Abstract Background and Aims Macrophages are a promising therapeutic target for intestinal mucosal repair. MiR-146b appears to control macrophage activation and cell proliferation. Methods By loading miR-146b mimic on mannose-modified trimethyl chitosan [MTC]-conjugated nanoparticles [NPs] [MTC-miR146b], a molecular targeted immunotherapeutic approach was developed to selectively target intestinal macrophages for mucosal regeneration and tumourigenesis in mouse models. Results We first confirmed that miR-146b expression was significantly enhanced during mucosal regeneration in a murine colitis model.

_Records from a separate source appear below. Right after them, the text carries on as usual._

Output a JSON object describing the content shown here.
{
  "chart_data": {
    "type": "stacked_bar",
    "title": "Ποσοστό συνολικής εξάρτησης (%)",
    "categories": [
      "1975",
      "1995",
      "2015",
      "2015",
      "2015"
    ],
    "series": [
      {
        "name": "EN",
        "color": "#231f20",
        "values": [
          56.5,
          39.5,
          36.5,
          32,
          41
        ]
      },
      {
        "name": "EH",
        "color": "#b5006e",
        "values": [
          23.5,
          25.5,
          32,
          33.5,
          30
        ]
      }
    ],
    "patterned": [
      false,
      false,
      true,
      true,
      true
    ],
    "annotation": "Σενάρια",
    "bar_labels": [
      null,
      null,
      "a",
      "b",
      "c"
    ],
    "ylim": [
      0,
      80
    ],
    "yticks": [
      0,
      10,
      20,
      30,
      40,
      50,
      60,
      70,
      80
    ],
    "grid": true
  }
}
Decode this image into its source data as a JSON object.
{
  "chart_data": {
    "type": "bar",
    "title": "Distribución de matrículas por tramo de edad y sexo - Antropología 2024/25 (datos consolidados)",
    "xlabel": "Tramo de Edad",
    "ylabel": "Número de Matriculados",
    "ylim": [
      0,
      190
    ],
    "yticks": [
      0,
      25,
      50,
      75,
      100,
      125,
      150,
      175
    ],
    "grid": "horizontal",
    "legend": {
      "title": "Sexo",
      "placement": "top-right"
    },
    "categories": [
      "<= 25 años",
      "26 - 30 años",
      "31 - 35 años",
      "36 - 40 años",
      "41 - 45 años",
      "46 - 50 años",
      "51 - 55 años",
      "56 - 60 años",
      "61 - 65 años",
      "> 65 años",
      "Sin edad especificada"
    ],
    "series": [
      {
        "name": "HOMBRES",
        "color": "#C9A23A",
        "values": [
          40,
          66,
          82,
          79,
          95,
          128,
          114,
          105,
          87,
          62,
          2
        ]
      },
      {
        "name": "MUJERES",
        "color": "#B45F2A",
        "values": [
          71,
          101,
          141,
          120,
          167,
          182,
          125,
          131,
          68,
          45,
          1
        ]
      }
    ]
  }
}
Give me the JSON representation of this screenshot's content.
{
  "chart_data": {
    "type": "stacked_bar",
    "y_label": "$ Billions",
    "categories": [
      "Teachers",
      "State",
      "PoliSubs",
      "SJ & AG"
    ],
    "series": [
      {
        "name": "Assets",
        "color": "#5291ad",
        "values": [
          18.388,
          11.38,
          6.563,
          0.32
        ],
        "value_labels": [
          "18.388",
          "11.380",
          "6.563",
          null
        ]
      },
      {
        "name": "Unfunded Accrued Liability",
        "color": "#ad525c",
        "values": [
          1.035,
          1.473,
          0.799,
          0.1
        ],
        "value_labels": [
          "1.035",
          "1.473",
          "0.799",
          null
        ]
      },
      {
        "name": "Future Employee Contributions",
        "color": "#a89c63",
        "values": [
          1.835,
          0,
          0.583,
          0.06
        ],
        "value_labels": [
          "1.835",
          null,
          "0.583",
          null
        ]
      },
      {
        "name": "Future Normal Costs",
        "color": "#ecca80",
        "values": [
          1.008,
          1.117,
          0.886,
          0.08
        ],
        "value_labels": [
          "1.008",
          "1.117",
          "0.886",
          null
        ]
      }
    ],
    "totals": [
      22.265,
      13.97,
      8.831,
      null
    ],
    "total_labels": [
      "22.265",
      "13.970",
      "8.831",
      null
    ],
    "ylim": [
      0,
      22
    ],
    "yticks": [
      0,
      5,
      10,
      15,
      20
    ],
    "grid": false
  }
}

Moreover， after mucosal damage, MTC-miR146b mimic-treated wild-type mice had dramatically restored body weight and mucosal barrier function compared with MTC-NC treated mice. Strikingly, MTC-miR146b mimic oral administration protected miR-146b-deficient mice from dextran sodium sulphate [DSS] injury and the colitis-associated cancer process. Mechanistically, miR-146b strongly inhibited M1 macrophage activation by suppressing the Toll-like receptor 4 [TLR4] signalling pathway, resulting in the repression of the induction of pro-inflammatory cytokines including TNF-α, IL-6, and IL-1β. More importantly, miR-146b overexpression in bone marrow-derived macrophages [BMDMs] in M1 differentiation conditions induced a phenotype similar to M2 macrophages and improved the proliferation of co-cultured colonic epithelial cells via STAT3-dependent IL-10 production. Conclusions MTC-miR146b should be regarded as an effective candidate for oral delivery and could improve the efficacy of immunotherapies for ulcerative colitis and colitis-associated cancer.